When running writing workshops with Key Stage 2 pupils I tend to model two or three examples like the one above. I then ask the pupils to produce a sentence/ sentences which will surprise everyone. This approach of modelling followed by pupil experimentation is a powerful way of introducing new approaches to narrative.
Direct address to the reader
A method of opening a narrative, which creates an empathic response from the reader is the ‘Direct address’ method. Again, it is best taught by example followed by discussion,
Have you ever wondered what it might be like to fall from a plane and not have your parachute open? Let me describe it for you!
By combining a direct address and a question in the opening sentence we amplify the empathic response.
Series of questions
An extension of the previous example, this approach creates a highly dramatic effect. The reader wants to know what the answer is and the mystery this creates draws them into the story. The technique is used to great effect by Emile Zola in the short story ‘The Girl Who Loves Me’. This story opens with 5 paragraphs, each of which begins with the phrase ‘Is the girl who loves me…?’Immediately after these 5 paragraphs, with which Zola has ‘hooked’ the reader, he begins the story proper with the sentence, ‘Yesterday I went in search of her in a fairground.’

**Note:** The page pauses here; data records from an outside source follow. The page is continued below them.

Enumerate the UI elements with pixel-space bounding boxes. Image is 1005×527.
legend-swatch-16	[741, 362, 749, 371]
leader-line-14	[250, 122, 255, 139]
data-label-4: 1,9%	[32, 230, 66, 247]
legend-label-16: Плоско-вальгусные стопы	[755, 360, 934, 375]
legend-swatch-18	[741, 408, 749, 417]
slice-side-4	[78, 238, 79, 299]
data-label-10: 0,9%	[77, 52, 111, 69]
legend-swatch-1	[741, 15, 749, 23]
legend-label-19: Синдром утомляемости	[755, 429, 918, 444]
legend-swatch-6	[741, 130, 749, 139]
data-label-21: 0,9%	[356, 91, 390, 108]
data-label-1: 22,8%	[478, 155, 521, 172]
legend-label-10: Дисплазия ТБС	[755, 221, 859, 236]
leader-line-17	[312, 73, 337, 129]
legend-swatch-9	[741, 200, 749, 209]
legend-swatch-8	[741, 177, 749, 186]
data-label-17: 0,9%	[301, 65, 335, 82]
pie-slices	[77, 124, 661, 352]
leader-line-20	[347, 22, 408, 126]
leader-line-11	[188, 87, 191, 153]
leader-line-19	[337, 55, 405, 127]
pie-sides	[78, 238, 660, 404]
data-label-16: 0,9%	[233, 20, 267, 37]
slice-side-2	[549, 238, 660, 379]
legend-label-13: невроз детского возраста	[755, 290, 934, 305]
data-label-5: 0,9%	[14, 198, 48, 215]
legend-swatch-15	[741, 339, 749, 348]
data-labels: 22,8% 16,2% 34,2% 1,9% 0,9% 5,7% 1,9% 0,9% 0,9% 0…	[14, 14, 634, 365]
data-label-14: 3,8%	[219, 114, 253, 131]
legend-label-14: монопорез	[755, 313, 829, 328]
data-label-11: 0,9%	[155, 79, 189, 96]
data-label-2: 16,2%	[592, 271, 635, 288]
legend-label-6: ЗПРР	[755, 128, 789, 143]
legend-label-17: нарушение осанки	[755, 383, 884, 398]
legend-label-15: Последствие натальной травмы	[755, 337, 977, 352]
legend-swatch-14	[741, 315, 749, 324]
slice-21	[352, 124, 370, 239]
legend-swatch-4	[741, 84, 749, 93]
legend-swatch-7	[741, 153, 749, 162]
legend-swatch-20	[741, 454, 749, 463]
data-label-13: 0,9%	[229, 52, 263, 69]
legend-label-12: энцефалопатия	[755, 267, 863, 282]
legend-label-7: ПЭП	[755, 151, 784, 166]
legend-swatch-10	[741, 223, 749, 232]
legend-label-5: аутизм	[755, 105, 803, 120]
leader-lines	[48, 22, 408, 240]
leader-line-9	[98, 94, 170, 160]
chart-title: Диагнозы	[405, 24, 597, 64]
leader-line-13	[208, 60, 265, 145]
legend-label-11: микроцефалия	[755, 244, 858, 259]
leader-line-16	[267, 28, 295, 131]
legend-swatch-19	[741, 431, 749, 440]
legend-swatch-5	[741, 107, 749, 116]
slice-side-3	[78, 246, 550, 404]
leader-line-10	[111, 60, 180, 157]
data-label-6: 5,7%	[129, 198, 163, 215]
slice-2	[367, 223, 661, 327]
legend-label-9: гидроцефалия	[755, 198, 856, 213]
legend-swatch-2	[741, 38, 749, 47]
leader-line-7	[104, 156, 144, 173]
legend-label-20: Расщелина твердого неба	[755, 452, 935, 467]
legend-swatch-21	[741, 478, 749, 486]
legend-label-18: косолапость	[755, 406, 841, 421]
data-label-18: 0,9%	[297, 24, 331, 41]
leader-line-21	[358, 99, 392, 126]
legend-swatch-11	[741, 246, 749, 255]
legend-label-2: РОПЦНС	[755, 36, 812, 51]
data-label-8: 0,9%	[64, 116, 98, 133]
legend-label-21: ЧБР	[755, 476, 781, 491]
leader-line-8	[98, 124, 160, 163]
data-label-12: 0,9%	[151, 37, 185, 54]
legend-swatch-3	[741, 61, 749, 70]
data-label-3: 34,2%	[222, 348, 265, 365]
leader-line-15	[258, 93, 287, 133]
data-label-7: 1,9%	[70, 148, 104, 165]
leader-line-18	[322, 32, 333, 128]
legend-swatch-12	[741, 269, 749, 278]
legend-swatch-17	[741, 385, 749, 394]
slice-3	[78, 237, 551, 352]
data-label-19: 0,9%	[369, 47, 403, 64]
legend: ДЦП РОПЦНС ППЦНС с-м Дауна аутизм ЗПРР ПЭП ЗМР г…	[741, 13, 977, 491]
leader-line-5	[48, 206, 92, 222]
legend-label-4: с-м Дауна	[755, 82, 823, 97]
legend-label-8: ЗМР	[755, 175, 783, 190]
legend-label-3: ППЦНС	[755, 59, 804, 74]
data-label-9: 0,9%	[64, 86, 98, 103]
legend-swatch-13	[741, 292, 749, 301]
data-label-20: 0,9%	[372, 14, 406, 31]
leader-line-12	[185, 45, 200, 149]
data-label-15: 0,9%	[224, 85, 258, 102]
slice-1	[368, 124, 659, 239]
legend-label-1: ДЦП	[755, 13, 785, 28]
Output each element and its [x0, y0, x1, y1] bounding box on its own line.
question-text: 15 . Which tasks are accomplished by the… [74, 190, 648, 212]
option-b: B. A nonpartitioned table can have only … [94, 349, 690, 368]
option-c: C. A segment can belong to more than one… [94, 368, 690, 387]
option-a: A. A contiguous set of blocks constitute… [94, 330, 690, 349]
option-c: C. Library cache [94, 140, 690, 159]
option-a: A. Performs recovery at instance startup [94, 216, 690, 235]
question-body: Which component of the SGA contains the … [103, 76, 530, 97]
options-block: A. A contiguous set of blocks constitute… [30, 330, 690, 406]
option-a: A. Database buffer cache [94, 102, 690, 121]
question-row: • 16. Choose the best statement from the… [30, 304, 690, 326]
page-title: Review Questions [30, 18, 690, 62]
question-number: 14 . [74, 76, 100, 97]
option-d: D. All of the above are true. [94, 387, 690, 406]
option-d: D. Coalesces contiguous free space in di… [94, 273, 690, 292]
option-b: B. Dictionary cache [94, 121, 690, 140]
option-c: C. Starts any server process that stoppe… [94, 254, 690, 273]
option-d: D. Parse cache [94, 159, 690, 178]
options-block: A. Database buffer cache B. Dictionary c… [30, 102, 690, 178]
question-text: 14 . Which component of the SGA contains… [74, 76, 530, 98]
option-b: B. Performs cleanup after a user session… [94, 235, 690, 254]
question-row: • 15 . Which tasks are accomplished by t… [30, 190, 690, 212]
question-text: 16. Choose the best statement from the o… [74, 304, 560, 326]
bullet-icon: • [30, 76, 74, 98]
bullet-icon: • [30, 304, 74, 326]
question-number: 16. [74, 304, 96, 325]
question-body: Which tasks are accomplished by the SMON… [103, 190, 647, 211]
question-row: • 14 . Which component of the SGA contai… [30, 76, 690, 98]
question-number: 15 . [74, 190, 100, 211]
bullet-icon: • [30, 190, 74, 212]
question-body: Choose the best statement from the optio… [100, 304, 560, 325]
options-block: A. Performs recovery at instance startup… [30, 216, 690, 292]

This effective opening method is straightforward to teach. It is possible to build from a single question – George Eliot begins the Prelude to ‘Middlemarch’ in such a manner – with equally effective results!
A technique more familiar than the preceding five is the utilisation of dialogue as an opening device. It is, however, best if we link the dialogue to a ‘dramatic moment’. To teach this I use a modelled example of how the ‘Cinderella’ story could begin if this device was used to open it:
‘Midnight already’ he said. At first I didn’t stop dancing but then it dawned upon me…
‘I have to leave’, I cried. It was already the fourth stoke of the clock.
‘But why?’ he asked. He wore a perplexed expression.
‘I can’t tell you, but I must.’
The seventh stroke chimed out. I had no choice but to run as fast as my legs would carry me, but as I reached the top of the steps I could see that my glorious coach was once more a pumpkin!